The Financial Crimes Enforcement Network today expanded the scope of its Geographic Targeting Orders temporarily requiring certain U.S. title insurance companies in targeted areas to identify the individuals behind companies used to conduct high-end, all-cash real estate transactions.
First issued in January for the borough of Manhattan in New York City and for Miami-Dade County, Fla., the GTOs will now cover all boroughs of New York City; Miami-Dade, Broward and Palm Beach counties in Florida; Los Angeles, San Diego, San Francisco, San Mateo and Santa Clara counties in California; and Bexar County, Texas, where San Antonio is located.

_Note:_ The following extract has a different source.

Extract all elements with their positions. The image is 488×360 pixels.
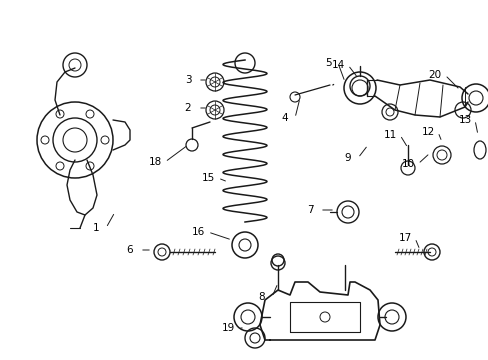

All GTOs take effect for 180 days from Aug. 28, when the previous two GTOs were set to expire.
“The information we have obtained from our initial GTOs suggests that we are on the right track,” said FinCEN Acting Director Jamal El-Hindi. “By expanding the GTOs to other major cities, we will learn even more about the money laundering risks in the national real estate markets, helping us determine our future regulatory course.”
FinCEN identified all-cash real estate transactions as an area particularly vulnerable to money laundering, as individuals may use shell companies to purchase high-value properties. Since title insurers typically play a central role in real estate transactions, FinCEN will require the companies to record and report the “beneficial ownership” information of entities making these purchases without external financing.